Bustling with the well-heeled, being close to France, Geneva is a stylish and vibrant city, famed for its Jet d'eau (a fountain), the United Nations buildings and rich history.
Lake Geneva is the nucleus around which the city revolves. And the action unfolds the minute you step outside the rail station, right into the middle of a busy office square. Just 500 metres away, you spot the lake and your eyes crave to get a closer look at the majestic fountain that soars into the sky. Called the Jet d'Eau fountain, it is an icon of Geneva. Gushing high into the sky at 140 metres with 500 litres of water being propelled into the sky at 200 kilometres per hour, the fountain has been a tourist attraction ever since it was moved to its present location way back in 1891. Legend has it that the Swiss set their clocks by it. It spurts into the sky at sharp 10 am. On a good day, if the weather permits, you can also catch a glimpse of the peak of Mont Blanc (in France) in the backdrop.
Sights and sounds
A sprawling English-style garden was developed next to the lake, and another famous landmark -- the Flower Clock -- makes tourists scramble for a photo here. A symbol of the Geneva watch industry, this clock is a masterpiece of technology and floral art. The seconds-hand of Geneva's Flower Clock is the largest in the world (it is more than 2.5 meters long)!

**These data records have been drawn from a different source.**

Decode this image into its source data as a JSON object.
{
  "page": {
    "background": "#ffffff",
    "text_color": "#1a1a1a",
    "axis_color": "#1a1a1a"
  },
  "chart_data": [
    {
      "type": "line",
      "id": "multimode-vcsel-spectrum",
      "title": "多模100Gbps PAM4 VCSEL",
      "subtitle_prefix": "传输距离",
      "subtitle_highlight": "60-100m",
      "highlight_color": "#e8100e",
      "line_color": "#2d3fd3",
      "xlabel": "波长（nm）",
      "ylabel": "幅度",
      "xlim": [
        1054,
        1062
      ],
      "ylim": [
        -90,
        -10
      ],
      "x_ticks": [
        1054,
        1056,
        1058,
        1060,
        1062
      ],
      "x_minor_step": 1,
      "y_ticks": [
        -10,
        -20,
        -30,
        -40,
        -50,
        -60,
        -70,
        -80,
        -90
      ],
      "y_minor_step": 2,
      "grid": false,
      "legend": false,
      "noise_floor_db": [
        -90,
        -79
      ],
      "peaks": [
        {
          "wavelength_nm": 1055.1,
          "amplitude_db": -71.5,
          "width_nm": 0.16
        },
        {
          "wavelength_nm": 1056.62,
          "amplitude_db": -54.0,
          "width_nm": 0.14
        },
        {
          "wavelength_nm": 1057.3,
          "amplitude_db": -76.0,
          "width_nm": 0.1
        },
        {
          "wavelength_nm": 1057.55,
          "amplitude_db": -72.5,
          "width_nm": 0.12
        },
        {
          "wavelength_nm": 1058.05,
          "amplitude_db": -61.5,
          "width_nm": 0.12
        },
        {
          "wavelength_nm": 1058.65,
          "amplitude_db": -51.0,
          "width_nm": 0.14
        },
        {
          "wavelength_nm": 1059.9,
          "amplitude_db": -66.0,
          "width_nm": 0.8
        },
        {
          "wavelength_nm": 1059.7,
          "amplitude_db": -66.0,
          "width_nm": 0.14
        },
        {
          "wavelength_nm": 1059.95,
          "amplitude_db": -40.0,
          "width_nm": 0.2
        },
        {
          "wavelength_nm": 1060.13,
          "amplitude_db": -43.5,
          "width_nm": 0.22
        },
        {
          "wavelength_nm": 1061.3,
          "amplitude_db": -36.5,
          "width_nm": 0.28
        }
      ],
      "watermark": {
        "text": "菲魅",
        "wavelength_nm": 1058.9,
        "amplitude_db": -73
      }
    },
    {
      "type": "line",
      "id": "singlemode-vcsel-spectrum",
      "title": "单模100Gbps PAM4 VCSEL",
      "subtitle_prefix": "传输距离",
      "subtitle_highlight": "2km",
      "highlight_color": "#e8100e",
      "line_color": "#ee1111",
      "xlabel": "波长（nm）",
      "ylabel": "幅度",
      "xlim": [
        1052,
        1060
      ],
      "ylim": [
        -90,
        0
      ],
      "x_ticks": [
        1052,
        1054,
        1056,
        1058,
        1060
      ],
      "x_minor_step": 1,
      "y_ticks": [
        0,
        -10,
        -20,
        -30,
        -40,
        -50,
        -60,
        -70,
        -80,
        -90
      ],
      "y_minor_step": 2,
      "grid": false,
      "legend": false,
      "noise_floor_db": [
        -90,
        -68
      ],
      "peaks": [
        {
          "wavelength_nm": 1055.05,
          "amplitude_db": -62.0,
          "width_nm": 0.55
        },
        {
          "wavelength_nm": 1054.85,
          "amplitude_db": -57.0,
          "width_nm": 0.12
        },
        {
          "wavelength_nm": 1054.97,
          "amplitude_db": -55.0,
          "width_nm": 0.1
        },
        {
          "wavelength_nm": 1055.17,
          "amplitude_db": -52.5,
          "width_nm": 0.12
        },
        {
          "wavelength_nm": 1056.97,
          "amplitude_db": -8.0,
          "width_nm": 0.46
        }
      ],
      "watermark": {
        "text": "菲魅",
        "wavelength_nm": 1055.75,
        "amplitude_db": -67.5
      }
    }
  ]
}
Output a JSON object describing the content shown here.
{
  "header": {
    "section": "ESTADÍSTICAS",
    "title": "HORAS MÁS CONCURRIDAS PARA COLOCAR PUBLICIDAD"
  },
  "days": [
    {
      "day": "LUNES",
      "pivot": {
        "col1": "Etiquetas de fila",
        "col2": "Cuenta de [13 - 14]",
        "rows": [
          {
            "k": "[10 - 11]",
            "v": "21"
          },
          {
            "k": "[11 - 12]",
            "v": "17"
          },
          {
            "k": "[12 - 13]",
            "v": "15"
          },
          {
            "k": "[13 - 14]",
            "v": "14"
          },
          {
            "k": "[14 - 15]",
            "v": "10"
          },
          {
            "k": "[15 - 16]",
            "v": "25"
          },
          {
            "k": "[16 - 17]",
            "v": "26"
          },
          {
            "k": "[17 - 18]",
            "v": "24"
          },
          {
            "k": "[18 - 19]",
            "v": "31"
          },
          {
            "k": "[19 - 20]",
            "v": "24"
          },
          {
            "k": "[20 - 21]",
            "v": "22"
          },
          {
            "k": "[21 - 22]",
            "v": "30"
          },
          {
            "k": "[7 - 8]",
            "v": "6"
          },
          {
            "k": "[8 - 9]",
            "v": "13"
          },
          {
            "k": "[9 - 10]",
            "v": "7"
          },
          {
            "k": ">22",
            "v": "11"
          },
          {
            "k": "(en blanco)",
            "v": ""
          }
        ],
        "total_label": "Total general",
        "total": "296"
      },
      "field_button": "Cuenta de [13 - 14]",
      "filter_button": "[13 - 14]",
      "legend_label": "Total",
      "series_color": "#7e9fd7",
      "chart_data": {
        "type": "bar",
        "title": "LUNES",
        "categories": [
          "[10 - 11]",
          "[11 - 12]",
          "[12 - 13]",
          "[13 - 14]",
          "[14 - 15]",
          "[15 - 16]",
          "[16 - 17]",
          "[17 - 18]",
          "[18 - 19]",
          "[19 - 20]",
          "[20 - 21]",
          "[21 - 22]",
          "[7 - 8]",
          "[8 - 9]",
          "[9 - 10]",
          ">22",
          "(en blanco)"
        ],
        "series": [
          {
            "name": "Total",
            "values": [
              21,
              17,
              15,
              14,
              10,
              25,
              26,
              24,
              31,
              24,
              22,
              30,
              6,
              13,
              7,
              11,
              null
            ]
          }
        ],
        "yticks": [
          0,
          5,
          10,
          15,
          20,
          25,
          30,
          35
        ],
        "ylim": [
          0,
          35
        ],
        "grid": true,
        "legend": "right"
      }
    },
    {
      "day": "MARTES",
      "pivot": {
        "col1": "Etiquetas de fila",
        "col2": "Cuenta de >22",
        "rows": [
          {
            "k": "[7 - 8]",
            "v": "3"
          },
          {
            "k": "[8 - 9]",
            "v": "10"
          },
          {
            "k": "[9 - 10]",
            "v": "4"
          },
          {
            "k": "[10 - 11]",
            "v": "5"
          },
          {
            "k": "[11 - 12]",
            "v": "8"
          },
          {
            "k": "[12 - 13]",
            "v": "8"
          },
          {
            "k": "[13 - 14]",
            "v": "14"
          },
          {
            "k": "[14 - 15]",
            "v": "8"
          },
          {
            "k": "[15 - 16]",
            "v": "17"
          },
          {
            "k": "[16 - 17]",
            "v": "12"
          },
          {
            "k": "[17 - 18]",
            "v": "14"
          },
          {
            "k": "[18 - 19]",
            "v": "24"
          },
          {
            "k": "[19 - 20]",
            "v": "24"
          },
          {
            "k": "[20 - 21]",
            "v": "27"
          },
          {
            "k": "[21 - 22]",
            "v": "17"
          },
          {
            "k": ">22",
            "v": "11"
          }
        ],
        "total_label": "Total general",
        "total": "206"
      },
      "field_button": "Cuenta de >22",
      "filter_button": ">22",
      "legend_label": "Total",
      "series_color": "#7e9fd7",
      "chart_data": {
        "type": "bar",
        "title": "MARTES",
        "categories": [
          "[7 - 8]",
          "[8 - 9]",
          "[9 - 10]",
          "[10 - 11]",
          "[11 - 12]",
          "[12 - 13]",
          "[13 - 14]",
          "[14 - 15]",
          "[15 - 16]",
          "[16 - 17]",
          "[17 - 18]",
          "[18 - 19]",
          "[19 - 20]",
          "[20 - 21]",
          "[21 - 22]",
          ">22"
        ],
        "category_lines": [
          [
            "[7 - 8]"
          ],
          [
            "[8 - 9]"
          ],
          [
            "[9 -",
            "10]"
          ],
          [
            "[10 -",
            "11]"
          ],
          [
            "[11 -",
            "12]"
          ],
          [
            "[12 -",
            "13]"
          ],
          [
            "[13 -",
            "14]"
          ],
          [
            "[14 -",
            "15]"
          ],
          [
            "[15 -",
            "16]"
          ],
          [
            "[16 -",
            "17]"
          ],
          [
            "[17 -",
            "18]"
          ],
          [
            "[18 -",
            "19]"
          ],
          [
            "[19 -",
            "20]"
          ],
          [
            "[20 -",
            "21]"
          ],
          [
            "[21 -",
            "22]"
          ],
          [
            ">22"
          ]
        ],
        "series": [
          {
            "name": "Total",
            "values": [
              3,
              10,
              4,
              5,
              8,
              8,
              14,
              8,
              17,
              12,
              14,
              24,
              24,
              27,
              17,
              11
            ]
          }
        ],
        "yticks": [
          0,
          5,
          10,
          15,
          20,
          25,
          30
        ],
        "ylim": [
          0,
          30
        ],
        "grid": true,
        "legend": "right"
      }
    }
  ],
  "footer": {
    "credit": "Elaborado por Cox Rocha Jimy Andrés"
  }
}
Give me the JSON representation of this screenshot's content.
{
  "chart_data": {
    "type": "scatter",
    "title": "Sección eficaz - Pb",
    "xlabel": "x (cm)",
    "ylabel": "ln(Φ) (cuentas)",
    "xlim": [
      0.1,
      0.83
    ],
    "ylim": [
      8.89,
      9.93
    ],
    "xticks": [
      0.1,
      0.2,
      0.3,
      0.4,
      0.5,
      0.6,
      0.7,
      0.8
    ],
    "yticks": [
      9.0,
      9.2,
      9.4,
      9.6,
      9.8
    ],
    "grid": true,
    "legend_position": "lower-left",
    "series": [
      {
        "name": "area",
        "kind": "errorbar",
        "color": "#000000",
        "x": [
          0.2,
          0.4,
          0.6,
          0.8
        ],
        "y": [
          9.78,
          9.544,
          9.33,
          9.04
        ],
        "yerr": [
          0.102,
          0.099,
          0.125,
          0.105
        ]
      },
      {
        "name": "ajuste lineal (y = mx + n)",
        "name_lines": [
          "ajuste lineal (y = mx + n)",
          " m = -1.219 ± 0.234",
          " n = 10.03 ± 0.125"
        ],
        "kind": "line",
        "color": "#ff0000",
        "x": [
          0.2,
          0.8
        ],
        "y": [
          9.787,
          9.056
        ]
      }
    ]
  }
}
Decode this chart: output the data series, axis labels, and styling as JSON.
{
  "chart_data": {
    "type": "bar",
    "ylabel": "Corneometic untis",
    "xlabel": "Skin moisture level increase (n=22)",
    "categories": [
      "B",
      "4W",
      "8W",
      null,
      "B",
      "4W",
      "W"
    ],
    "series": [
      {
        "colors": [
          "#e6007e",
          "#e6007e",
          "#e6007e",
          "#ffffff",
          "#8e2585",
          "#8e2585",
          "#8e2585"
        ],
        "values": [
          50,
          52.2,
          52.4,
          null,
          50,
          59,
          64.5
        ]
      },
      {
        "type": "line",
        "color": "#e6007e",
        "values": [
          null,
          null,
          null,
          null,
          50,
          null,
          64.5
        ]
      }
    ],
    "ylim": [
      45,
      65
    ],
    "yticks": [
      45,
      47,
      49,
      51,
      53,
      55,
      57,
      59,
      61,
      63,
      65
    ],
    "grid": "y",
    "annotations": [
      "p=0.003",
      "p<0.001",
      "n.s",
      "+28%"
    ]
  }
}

Geneva is a city seeped in history. The huge white Reformation Wall stands in the Bastions Park, which also houses the University. The construction of the Reformation Wall in the Bastions Park began in 1909, the year that marked the 400th anniversary of the birth of Jean Calvin, and the 350th year of the foundation of the Academy of Geneva. Geneva is also known for its UN buildings, and a drive around would take about an hour. The city first housed the League of Nations that was constructed between 1929 and 1936. It became the headquarters of the UN in 1946 when the former organisation was dissolved.